Thursday, 25 February 2016

Grey Plover satellite tagging from the AWSG

The Australasian Wader Studies Group NWA, 2016 Wader and Tern Studies expedition today caught 14 Grey Plovers at Roebuck Bay,  Broome, and deployed satellite transmitters on 5 of them.

 
Photo: Robert Bush
It is hoped that over the next few months these transmitters will enable the northward migration of these 5 birds back to their Siberian breeding grounds to be plotted. The transmitters are programmed to send back a position every 2 1/2 days. 

Photo: Robert Bush

Previous banding and flagging data has shown that most Grey Plover use the Yellow Sea in China / Korea as a stopover on migration. But no information is currently available on what route they take after that or where in Siberia their breeding grounds lie. It has even been suggested (on genetic/biometric data) that some may go to the remote Wrangle Island to breed - way out in the Arctic Ocean well north of Siberia/Alaska.

Photo: Robert Bush

Each satellite transmitter costs $5000 and there are further information downloading charges on an ongoing basis of up to $2000 over 2 years. Funding for 3 of the transmitters was obtained by a crowd funding initiative of BLA in mid 2015. 
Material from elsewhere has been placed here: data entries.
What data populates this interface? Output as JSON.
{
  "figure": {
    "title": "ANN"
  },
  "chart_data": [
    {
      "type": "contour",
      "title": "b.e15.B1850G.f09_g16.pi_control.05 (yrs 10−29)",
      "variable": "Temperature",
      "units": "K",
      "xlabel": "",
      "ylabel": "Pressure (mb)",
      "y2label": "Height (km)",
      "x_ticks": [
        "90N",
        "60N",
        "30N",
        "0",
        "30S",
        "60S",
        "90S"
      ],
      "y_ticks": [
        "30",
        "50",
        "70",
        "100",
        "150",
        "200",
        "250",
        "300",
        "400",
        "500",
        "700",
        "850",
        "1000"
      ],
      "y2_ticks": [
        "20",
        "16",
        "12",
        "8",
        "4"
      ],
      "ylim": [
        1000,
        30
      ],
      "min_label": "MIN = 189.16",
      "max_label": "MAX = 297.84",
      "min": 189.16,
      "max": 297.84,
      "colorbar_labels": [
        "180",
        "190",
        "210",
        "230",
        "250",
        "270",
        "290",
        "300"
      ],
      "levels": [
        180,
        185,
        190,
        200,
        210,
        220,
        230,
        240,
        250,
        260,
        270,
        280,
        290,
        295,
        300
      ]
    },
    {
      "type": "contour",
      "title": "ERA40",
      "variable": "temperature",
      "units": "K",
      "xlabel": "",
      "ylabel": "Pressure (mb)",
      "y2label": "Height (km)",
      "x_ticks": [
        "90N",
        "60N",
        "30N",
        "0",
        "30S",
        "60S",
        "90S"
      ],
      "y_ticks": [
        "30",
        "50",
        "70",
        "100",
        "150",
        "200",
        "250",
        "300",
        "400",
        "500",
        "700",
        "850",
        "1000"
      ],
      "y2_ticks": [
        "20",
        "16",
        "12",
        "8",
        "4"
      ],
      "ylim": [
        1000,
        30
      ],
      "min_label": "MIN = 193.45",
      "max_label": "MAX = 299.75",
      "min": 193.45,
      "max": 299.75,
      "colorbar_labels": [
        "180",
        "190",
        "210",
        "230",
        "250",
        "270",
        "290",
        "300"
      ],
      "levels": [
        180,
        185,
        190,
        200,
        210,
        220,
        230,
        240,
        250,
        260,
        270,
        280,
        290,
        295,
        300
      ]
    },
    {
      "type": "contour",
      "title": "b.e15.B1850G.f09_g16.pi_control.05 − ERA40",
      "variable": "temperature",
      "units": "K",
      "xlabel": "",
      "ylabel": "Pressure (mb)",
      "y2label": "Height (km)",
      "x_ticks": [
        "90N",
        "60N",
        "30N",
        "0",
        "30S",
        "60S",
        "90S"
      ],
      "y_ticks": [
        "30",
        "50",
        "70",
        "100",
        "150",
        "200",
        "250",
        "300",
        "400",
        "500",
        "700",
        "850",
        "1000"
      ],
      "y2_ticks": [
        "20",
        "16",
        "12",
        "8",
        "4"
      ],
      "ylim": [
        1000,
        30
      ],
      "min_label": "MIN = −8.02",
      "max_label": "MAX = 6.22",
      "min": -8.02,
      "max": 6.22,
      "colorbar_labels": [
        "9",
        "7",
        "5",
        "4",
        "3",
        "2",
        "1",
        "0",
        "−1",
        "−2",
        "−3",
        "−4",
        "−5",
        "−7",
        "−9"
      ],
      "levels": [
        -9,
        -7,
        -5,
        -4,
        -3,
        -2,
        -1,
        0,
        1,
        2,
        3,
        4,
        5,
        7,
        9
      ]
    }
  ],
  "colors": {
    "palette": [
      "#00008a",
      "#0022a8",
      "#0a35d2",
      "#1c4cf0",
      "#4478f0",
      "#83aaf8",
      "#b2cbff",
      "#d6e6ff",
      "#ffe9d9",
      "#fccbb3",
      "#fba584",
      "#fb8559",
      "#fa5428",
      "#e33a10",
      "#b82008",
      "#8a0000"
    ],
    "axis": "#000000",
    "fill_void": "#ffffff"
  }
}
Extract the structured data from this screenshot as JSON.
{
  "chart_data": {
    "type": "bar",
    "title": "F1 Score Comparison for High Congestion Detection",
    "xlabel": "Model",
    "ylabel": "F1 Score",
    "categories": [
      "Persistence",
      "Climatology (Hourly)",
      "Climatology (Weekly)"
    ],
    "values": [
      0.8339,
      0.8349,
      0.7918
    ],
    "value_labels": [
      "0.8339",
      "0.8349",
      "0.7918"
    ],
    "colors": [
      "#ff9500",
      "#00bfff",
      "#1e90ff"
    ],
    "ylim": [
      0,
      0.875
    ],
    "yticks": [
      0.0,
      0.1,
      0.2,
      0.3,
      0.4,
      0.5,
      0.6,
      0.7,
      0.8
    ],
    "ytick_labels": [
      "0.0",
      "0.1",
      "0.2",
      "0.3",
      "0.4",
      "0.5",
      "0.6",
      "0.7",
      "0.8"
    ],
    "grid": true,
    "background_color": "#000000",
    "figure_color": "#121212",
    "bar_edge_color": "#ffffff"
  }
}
Photo: Nigel Jackett/Broome Bird Observatory

As requested by 2 of the major donors to this 3 of the birds fitted with satellite transmitters today have been named "Ecosure", "Mymi" and "Nad".
 
Photo: Nigel Jackett/Broome Bird Observatory
We expect these 5 birds to remain in Roebuck Bay for several more weeks before departing on migration sometime in April. Further news will be circulated when anything interesting happens, but that may not be for several weeks.
 
Photo: Nigel Jackett/Broome Bird Observatory

Katherine Leung, Grace Maglio, Chris Hassell, Clive Minton - Grey Plover Satellite tracking Team, Broome

The travel traces of "Ecosure" LLA 154188 (White), "Mymi" LLH 154189 (Red)  & "Nad" LLJ 154191 (Cyan) plus un-named 154190 (Magenta) & 154192 (Orange).